There is something else I keep circling. The Saga pattern works as a label - I can say “this is a Saga” and a developer pictures the compensating actions, the local transactions, the eventual-consistency story, the whole shape. We do not yet have a label like that for “this is an Act with Approval-class agent”. I tried a different cut of this problem ten days ago — a six-class taxonomy of agent specs sitting on a different axis from the Gartner ladder — and the exercise mostly confirmed that one BA writing notes on a Saturday is not how shared vocabulary gets built. I think we need a real label. Honestly the BA/SA community is unlikely to be the place it gets invented. Saga did not come from us. Neither did CAP or BPMN. The vocabulary will come from cloud vendors, platform vendors, standards bodies. What we can do, and what I think we should do, is help adapt the patterns as they land, write the first concrete spec templates per level, and refuse to keep shipping one-size-fits-all governance sections in the meantime. I do not have those templates yet. The article I really want to publish next is the one where I have at least the first one drafted.
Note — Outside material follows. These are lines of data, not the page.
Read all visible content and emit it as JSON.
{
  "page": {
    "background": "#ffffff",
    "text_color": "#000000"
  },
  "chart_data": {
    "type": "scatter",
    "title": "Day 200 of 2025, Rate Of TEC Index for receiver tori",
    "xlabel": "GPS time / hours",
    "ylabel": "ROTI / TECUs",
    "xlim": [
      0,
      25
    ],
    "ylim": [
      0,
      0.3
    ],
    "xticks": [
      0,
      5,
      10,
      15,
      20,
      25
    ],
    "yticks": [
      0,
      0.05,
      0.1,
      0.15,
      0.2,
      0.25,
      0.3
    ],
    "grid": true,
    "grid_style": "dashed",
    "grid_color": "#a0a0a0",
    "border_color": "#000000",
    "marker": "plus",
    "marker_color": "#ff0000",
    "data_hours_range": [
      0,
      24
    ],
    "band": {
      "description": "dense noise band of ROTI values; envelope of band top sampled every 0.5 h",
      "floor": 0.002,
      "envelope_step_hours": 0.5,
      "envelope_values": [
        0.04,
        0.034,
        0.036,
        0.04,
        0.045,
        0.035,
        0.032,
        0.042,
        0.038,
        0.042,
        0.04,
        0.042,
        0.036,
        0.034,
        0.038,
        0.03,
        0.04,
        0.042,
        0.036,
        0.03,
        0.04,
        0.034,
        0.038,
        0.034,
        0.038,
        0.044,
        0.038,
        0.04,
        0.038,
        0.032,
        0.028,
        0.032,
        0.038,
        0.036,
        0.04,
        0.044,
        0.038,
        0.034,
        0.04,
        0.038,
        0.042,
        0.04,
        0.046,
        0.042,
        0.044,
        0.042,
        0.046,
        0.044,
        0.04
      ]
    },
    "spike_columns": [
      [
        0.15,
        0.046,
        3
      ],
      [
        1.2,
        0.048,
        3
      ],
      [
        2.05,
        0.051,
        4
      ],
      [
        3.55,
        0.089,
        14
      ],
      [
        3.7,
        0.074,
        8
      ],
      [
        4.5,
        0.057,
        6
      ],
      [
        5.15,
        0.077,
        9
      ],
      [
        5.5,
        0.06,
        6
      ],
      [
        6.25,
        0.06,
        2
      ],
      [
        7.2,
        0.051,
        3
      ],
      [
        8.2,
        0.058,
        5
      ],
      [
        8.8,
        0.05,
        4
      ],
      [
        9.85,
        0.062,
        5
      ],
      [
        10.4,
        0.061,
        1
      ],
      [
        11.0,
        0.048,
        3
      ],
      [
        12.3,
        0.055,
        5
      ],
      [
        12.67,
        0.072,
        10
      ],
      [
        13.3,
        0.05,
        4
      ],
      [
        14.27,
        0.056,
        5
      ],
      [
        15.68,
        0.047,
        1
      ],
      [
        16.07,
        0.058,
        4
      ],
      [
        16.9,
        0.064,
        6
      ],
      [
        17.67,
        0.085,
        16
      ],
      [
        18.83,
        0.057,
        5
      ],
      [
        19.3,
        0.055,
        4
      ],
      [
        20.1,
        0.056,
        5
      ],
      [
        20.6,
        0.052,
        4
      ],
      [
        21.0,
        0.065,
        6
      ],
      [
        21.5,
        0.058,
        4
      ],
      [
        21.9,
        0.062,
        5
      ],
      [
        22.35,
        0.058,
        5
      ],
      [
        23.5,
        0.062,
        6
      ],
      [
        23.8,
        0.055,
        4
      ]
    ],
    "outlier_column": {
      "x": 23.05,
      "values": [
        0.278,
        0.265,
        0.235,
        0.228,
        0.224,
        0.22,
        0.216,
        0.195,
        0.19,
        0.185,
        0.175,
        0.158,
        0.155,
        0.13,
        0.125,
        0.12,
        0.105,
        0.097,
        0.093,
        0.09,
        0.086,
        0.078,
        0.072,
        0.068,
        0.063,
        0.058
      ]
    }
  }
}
The next time a product owner says “let us add an AI agent that does X”, the first conversation I am going to have is about which of the four levels we are starting at, and what the trigger would be for moving up the ladder. The model and the prompt come up much later. The autonomy level shapes everything I have to write down after that conversation. And if I am honest with myself, that is also the conversation I have been avoiding on my own side project, because I already know that the moment I push it from Act with Approval to Act Autonomously, I have a lot more to write than I currently have.

A question for the BAs and SAs reading this. When you write down criteria for a feature that touches an AI agent, do you implicitly write at one level - usually whichever level the team is comfortable with - or do you make the autonomy level a first-class decision in the spec itself? I am genuinely curious where people sit on this. Especially if you are already in production, because I am not, and I want to learn from you.